When I try to picture what it looks like for a present-day community to “join hands,” so to speak, I often have a hard time seeing how it would happen. Not in an apathetic, “no one cares” sort of way, but I would think there is so much going on within the global community that the micro ones seem to just become backdrops for something else.
As someone who has previously worked in and with youth centers, I know firsthand what a neighborhood group that does work in conjunction with its residents should look like. Nevertheless, I could not imagine what cause or program would bring people together. That’s where the Kramden Institute comes into play. Tasked with giving individuals access to exploring, working with, rebuilding, and distributing computers, The Kramden Institute is a place where community begins to listen to the people living and working within it and their needs, then begins to put into action plans that address those needs.
The work that is done at the Kramden Institute has a direct impact on bridging the digital divide. I had only the smallest idea what Kramden was about before I began my journey with the organization. I knew that refurbishing computers was a major component of the work. What I didn’t know, until I was a part of the team, was that Kramden refurbishes over 3,000 computers per year and has over 2,000 volunteers to help with that process. These volunteers come from all walks of life. Some of them with no technical skills whatsoever, but with a desire to contribute to the cause—bridging the digital divide and making use of computers that would otherwise go to e-waste.
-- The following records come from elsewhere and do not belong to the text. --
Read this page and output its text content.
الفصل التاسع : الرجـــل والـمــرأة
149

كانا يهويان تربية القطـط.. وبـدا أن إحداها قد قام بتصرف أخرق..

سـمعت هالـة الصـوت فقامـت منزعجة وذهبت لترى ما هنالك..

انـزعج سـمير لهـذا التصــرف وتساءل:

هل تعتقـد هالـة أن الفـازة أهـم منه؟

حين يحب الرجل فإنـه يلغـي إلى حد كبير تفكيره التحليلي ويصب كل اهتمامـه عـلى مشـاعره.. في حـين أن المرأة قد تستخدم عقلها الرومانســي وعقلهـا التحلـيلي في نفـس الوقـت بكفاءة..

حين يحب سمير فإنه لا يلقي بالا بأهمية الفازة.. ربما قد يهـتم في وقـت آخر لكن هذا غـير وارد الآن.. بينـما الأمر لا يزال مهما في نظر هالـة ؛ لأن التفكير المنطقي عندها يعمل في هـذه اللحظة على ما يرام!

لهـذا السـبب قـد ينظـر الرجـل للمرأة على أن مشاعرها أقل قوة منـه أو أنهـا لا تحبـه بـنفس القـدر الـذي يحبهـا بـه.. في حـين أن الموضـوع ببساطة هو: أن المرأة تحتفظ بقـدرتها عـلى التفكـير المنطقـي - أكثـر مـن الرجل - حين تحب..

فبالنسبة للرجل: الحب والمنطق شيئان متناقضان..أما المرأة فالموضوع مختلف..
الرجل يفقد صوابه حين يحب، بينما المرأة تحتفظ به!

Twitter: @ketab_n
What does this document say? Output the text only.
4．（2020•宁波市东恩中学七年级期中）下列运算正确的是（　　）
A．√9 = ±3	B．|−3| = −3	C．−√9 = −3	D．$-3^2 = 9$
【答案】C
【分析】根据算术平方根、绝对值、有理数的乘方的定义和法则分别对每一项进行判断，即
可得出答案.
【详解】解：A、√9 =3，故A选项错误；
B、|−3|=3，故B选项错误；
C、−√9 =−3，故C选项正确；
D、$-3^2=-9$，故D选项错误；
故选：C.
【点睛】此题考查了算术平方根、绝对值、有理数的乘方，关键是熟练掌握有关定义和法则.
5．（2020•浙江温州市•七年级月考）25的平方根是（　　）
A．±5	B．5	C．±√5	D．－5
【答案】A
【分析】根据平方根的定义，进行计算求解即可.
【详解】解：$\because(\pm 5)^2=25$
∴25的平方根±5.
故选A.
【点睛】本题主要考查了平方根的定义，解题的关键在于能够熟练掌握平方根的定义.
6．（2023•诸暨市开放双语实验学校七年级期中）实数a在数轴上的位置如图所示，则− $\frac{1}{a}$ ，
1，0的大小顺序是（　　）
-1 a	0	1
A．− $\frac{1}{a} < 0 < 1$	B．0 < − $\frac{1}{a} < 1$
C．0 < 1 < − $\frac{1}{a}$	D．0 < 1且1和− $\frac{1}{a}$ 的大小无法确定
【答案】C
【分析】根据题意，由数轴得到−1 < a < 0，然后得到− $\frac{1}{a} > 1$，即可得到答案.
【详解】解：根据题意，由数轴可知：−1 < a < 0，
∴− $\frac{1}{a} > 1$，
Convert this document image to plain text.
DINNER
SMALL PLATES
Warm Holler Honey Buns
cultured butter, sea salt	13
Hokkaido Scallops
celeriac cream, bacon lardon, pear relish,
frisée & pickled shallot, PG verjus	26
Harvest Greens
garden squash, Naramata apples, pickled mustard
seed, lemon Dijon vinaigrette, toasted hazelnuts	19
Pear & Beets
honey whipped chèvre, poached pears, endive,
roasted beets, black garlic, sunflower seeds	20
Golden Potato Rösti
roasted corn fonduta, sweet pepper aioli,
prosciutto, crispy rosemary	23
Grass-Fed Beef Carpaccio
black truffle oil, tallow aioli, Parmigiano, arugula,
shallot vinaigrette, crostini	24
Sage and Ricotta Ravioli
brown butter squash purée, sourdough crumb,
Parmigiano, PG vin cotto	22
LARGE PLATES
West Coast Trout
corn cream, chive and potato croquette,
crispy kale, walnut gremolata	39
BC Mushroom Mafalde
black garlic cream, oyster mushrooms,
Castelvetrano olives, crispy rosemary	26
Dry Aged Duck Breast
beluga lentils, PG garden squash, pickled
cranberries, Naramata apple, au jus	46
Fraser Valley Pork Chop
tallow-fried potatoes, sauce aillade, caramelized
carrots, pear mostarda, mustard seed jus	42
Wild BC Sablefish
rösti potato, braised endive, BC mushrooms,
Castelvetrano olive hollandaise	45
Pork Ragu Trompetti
Our volunteers have contributed over 20,000 hours to help improve the community, to help provide children with access to the technology they need today. The Kramden Institute is a perfect example of what can happen when a community decides to address an issue. In my eyes, this is something important that I am honored to be a part of.
Through this journey to provide technology for those who need it, Kramden has received and distributed hundreds of thank you letters. Kramden receives thanks from those who receive computer awards; and we thank our supporters and school champions who actually nominate students for the computer award. This is because we know that, without someone in the schools championing the program, awards could not happen. Even further, we recognize that the unsung heroes of this project are the teachers, the counselors, and the social workers who take the time to get to know the students and their needs.
The work done at the Kramden Institute is important work, and not just because of what it provides on a physical level. The Institute requires the people within it to become familiar with different types of people who live in the area. It is important work because it is work that involves the community and assists in its advancement, while also allowing people to gain access to technology and familiarize themselves with the evolving world around them. Even more importantly, it is work that allows us to see the direct impact of gifting someone a computer after it has been refurbished. Seeing the excitement on children’s faces on awards day demonstrates the importance of this work beyond doubt, because it is at that moment when we recognize that everything—every hour, every volunteer, every educator’s effort—has paid off. And that is the moment when we realize that every last one of us would do it all again.
The Kramden Institute, on top of being the means for a community to unite itself over an issue, is also a place where the benefit of that work can be seen and witnessed firsthand. Before I worked with the program, I couldn’t have imagined technology bringing a micro-community together, but it does. Not only that, but it succeeds in making the individuals who work there always feel like we’re working towards a new goal. Every goal we reach is rewarding.
Originally posted on NTEN.org
Mike Byrd earned his Doctorate in Law at Cleveland State University’s Cleveland Marshall College of Law as well as his Master of Business Administration degree from Cleveland State University’s Monte Ahuja College of Business Administration. He has over 25 years of business experience in sales, marketing, strategic management, project management, economic development, consumer targeting, interim executive leadership, nonprofit consulting, integration of social media with outreach campaigns, and business development.
In May 2015, NTEN and Google Fiber launched the Digital Inclusion Fellowship, a new national program investing in local communities and nonprofit organizations to address the digital divide. Sixteen Fellows are working this year on projects that include setting up basic computer skills courses, increasing home Internet usage, and volunteer recruitment and training.